Policies for tarfile.extractall, a.k.a. fixing CVE-2007-4559

Q: Can you describe the shape of changes you are intending to make in security fix backports to older versions of Python?

This post seems to focus on 3.12+ (good in the PEP-like sense), but we should also consider what shape it’ll take in older versions so that it is usable by the world and is not just RedHat-python specific.

A general theme for security fix backports to existing releases: No change in API surfaces: ie, you can’t add a policy= parameter in a backport. Because nobody will be able to write code that works on both an unpatched and patched runtime stdlib (without difficult to maintain costly API introspection hacks).

A workaround to this is to provide an alternative mechanism for changing the behavior that is a no-op on older unpatched versions.

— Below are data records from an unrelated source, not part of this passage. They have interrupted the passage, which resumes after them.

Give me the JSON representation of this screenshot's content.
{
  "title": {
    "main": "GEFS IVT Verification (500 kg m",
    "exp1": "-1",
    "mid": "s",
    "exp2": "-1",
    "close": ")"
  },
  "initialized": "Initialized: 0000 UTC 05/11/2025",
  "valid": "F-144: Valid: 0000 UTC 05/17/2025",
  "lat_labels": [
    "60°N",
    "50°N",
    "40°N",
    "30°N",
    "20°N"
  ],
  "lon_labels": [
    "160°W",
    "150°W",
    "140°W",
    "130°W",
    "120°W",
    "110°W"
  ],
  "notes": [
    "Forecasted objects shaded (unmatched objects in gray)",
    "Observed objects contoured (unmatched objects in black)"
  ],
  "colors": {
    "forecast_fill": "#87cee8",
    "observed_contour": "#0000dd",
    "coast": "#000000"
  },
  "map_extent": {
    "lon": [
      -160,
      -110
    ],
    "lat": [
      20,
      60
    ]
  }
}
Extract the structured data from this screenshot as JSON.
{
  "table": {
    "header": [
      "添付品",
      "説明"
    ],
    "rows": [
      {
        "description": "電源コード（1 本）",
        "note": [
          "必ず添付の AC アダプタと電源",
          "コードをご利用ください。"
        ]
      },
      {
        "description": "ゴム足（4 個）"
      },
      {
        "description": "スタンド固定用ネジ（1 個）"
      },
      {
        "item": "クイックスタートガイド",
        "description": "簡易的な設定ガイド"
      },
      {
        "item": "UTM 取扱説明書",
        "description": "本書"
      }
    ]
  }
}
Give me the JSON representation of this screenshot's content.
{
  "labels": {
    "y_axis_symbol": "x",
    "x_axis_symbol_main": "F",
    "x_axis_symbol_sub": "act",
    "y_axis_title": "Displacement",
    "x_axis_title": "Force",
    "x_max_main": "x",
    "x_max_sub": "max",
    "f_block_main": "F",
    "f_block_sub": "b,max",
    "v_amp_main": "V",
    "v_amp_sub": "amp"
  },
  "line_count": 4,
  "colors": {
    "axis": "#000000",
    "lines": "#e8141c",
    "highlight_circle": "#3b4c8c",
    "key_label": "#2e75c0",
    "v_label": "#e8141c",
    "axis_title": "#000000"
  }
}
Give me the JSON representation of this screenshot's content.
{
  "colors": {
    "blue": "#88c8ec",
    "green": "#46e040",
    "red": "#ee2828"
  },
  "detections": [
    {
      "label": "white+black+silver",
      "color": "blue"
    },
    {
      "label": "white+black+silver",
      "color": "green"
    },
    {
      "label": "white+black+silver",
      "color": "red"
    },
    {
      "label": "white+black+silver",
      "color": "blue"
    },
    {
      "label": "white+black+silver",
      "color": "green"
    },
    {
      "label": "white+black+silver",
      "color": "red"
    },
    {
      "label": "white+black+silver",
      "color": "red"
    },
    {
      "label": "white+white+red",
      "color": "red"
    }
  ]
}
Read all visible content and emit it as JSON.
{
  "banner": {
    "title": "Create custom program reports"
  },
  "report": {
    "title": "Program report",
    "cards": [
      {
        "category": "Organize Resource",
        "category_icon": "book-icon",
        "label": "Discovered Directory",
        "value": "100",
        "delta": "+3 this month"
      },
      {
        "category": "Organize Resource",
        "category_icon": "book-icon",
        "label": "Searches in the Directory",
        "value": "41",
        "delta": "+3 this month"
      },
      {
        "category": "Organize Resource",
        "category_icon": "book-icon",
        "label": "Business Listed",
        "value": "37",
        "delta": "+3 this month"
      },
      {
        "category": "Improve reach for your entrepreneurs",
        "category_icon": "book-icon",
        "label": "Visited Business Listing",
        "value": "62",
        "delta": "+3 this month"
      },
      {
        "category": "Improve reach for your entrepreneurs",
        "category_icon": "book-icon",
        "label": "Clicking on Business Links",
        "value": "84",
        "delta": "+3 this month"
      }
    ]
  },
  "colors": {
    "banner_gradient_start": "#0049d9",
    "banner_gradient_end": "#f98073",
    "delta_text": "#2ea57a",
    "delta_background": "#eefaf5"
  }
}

Such as setting a magic otherwise unused by existing code and unlikely to be used by any subclasses attribute. t = TarFile(...); t._policy = ... for example. This API should be documented, but limited to legacy purposes and its use discouraged for anyone targeting only 3.12+. With the attribute documented as write only (ex: implemented a property who’s getter raises AttributeError).

If you are allowed to describe why RedHat seems to be treating this as a high priority issue to be resolved after decades, it’d be interesting to know that. But feel free to leave that story for later to avoid derailing the work with a digression. (not a complaint, I’m glad to see someone actually care!)

Thank you for the comments!
Looks like the next step is to turn this into a PEP.

Good point. I’m not sure if tar-specific options are OK. Presumably you’re using unpack_archive because you don’t care that much about the format.
Or you’re using unpack_archive because the API is more ergonomic. Maybe tarfile could get a top-level extract function that takes tar-specific options?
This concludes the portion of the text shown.